Peleg, head of Israel’s Im Tirtzu organization, exposes how foreign governments and political parties have employed Israeli non-governmental organizations (NGOs) for their own purposes. He estimates that Germany, the United States, the European Union, the United Nations, and others provided them with US$250 million in the decade 2012-21.
These funds, he shows, thwarted Israel’s war on terror, prevented Jewish settlement in Judea and Samaria, impeded the deportation of illegal African migrants, diminished Israeli sovereignty in the Negev and Jerusalem, fomented religious incitement by Christians and Muslims against the Jewish state, and globally spread lies demonizing Israel.

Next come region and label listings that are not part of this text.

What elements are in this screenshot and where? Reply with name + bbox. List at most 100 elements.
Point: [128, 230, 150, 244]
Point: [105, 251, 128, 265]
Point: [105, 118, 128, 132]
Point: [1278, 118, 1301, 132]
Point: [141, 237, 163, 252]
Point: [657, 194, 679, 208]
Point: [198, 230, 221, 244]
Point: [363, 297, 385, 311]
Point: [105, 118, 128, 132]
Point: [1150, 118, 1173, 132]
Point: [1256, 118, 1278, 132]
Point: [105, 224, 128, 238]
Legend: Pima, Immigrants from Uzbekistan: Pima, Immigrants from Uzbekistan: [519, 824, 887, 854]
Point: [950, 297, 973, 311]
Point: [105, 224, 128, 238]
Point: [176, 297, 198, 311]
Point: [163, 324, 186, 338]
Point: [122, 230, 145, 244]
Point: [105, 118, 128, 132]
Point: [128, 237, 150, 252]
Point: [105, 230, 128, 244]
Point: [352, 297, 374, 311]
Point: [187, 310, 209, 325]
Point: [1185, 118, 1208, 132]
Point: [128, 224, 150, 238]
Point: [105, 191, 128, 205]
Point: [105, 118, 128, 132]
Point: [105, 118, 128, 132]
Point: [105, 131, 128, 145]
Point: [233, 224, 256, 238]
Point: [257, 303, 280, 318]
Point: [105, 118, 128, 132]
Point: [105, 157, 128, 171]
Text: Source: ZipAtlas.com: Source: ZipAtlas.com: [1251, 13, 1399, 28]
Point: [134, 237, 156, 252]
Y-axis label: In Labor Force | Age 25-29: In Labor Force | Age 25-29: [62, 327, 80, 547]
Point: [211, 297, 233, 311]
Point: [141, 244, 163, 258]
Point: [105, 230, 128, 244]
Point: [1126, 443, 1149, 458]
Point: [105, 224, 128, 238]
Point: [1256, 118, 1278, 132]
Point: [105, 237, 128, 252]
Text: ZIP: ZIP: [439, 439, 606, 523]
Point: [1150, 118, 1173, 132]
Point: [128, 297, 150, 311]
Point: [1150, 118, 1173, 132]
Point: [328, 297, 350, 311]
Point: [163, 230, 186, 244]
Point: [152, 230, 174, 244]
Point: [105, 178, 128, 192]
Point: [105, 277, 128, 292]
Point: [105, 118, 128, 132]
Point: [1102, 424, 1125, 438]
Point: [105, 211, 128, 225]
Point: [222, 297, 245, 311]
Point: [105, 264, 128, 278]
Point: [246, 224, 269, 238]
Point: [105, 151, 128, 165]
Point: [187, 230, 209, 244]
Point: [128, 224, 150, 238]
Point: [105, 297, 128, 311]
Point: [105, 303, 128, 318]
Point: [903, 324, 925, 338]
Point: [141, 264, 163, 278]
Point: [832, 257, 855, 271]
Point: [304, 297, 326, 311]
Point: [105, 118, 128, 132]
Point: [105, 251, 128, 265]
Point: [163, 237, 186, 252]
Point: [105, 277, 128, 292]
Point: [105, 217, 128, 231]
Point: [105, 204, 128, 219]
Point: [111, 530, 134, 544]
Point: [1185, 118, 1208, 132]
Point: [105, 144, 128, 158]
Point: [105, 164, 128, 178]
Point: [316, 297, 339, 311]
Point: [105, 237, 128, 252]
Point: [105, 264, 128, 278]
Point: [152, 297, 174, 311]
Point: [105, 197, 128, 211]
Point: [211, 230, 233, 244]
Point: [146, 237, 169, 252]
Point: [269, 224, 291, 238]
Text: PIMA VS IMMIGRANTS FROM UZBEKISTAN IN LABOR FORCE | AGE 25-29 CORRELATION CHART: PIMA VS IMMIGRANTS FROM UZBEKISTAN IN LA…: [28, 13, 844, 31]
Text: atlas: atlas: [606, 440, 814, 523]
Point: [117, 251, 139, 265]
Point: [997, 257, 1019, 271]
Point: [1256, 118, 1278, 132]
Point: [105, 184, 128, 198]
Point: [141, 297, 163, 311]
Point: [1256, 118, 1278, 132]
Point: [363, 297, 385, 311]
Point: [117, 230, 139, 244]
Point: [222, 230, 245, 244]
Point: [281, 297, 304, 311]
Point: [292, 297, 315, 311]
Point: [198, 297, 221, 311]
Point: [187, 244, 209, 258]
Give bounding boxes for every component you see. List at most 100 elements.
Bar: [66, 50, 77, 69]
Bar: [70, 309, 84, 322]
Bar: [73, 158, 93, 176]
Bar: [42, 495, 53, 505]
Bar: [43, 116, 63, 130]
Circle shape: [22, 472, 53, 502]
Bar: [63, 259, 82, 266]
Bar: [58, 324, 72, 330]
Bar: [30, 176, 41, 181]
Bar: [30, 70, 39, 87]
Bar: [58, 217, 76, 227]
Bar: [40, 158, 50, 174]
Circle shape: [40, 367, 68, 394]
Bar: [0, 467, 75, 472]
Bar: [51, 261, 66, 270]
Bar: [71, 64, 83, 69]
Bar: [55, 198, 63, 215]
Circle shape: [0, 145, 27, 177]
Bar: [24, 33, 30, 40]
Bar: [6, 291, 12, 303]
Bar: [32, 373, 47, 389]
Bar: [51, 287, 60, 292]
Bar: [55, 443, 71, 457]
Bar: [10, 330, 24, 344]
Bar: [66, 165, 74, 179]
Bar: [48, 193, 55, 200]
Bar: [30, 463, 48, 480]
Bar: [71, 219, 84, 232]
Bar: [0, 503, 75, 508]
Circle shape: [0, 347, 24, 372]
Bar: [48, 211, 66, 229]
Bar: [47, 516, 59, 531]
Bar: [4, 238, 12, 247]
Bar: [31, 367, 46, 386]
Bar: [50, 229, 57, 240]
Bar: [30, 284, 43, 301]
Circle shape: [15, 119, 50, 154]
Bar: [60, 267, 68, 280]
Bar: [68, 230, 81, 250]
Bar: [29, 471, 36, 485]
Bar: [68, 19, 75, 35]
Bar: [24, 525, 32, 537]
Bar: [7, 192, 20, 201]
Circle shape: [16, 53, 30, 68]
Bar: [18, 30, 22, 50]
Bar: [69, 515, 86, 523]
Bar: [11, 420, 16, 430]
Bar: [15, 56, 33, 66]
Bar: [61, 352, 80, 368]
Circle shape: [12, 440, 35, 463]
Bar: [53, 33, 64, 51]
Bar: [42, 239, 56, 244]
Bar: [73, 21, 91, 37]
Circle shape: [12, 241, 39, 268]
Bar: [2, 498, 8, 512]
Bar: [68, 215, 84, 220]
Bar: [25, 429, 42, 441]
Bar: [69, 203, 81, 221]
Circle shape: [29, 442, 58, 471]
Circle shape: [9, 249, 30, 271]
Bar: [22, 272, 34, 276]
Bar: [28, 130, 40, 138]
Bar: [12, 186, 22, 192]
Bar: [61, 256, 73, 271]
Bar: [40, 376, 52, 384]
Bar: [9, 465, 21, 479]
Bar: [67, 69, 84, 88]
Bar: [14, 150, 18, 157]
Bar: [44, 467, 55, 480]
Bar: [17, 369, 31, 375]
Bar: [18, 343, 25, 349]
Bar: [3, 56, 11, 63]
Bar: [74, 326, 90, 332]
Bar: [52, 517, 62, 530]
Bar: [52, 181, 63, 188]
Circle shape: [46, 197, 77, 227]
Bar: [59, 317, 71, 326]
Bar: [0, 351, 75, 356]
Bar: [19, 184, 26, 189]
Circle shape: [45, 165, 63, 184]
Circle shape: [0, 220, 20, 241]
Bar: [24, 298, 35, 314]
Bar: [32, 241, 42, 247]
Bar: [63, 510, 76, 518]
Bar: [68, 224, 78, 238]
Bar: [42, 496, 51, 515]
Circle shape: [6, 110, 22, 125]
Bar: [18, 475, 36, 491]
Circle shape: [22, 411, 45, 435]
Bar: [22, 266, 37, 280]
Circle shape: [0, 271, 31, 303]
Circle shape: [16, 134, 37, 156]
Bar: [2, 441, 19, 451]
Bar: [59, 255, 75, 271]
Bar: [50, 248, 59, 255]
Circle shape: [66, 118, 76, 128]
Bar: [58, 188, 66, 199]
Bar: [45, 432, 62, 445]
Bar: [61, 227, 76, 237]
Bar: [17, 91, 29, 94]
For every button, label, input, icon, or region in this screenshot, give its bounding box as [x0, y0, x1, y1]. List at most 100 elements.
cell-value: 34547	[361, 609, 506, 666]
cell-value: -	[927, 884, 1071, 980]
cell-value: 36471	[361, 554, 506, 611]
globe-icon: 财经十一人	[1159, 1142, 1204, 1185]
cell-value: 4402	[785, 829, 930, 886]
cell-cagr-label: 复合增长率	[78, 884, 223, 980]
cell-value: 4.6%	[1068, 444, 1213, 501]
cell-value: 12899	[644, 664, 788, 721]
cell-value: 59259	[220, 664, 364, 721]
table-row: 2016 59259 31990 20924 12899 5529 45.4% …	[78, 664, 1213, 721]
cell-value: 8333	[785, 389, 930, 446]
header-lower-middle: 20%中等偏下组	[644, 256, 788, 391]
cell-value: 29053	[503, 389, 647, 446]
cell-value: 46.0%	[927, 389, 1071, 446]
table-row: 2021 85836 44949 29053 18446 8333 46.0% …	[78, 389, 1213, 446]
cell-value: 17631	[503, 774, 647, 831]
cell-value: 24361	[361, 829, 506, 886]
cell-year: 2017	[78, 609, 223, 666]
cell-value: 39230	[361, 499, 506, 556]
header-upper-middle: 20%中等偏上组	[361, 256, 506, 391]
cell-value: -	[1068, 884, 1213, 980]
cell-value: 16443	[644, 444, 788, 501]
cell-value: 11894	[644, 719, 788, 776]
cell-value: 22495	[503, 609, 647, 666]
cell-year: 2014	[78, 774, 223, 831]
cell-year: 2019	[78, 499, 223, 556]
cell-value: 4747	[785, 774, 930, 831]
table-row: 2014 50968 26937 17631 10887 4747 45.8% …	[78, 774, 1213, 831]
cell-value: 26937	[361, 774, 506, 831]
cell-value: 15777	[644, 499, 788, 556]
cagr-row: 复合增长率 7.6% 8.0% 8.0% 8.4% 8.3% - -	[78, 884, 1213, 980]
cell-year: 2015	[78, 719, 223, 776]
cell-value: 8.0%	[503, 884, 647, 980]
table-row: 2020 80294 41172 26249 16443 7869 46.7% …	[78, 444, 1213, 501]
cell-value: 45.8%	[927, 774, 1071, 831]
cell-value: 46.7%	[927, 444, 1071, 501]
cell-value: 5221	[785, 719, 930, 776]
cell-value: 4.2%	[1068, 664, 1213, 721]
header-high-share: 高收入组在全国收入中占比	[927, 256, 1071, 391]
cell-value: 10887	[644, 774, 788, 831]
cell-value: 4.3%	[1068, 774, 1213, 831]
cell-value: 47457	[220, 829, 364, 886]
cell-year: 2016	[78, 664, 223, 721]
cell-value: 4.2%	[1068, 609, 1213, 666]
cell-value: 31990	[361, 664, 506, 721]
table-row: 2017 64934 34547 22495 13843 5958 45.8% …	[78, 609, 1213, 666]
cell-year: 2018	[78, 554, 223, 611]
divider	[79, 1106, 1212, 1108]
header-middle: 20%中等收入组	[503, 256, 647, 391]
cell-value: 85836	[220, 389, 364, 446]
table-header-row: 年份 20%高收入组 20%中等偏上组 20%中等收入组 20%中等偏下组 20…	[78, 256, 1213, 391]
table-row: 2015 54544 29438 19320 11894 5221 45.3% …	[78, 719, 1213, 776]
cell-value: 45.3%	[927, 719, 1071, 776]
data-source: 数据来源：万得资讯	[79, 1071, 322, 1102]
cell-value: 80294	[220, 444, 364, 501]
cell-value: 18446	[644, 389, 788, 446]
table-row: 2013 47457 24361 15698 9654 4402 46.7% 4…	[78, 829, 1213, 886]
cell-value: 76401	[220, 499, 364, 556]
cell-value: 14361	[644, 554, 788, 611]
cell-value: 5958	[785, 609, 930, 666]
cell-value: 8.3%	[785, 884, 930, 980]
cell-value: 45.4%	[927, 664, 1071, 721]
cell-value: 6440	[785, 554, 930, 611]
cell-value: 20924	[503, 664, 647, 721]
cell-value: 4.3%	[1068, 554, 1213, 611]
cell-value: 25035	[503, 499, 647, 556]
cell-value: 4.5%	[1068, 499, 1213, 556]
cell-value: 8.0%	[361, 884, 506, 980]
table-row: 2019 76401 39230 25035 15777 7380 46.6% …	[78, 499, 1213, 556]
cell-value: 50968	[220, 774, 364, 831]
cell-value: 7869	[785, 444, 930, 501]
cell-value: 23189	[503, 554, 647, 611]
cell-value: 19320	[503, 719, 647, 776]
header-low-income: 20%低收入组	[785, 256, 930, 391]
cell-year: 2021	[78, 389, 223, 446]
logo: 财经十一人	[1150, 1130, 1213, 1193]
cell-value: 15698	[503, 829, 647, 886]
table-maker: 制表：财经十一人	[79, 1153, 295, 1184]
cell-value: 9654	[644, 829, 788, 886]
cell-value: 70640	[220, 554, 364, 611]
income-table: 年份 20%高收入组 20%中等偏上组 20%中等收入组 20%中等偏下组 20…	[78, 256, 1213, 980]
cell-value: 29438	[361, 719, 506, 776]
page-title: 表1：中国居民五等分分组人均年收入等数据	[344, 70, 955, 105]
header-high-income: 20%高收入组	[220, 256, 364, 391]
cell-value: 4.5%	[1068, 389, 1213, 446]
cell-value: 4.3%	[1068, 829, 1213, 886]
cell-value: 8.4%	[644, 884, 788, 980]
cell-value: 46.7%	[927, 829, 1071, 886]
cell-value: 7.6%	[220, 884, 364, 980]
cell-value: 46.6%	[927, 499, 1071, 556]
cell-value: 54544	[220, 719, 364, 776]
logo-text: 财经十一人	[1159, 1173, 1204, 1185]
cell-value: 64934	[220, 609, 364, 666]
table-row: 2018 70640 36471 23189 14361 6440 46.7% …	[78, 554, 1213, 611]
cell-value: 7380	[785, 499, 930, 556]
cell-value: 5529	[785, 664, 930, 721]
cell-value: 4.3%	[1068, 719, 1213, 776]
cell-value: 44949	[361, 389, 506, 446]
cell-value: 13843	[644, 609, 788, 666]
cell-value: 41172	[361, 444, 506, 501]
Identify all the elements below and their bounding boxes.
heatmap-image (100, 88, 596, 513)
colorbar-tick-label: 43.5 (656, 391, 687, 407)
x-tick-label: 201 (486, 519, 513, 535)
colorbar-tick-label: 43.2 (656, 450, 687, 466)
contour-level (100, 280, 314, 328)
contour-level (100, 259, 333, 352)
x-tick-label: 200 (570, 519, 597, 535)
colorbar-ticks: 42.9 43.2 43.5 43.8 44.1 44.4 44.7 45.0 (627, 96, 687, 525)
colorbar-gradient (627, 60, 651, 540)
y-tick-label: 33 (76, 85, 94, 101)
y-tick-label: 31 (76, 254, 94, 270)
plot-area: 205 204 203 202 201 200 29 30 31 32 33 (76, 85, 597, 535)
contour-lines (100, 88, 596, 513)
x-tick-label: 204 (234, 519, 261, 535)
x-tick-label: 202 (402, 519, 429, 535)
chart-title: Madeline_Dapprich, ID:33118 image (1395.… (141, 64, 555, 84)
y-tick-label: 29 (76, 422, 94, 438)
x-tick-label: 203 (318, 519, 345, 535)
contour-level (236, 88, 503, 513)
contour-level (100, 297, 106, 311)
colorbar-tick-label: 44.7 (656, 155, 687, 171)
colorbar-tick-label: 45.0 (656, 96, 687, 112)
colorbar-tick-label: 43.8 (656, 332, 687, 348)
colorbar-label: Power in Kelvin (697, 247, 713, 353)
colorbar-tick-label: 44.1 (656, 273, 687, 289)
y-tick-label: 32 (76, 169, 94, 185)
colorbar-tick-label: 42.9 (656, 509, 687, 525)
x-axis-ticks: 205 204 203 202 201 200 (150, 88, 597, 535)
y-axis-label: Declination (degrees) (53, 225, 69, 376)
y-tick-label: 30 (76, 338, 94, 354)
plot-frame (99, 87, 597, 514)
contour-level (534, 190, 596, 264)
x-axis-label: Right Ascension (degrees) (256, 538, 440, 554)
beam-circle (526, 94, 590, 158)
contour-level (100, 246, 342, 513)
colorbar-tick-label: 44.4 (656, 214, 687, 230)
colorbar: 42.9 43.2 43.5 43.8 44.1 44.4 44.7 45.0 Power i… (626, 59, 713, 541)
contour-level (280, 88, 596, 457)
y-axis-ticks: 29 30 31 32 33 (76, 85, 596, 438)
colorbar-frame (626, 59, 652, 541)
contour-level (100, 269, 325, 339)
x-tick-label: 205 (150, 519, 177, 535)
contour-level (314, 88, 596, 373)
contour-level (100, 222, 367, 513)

Peleg finds that those foreign entities were often motivated not by moral values, but by economic, political, demographic, and security interests. Most striking was the effort to cancel Jerusalem’s agreement with Rwanda to accept Israel’s illegal migrants. Lawsuits paid for by foreign entities convinced Israel’s High Court of Justice that the agreement violated the freedoms and human rights of those migrants and that their lives were at risk in Rwanda. The Europeans then negotiated a similar agreement with that same Rwandan government to receive illegal African migrant workers from Libya, thereby avoiding their likely passage on to Europe.
Peleg offers solutions: enact a superseding clause that curbs the High Court’s judicial activism; tax contributions from Israeli NGOs that are funded by foreign governments and political parties; and diminish the NGOs’ standing in Israel’s courts.
State for Sale has great importance to anyone who values Israeli independence and believes that intra-Israeli disagreements should be resolved without foreign intervention.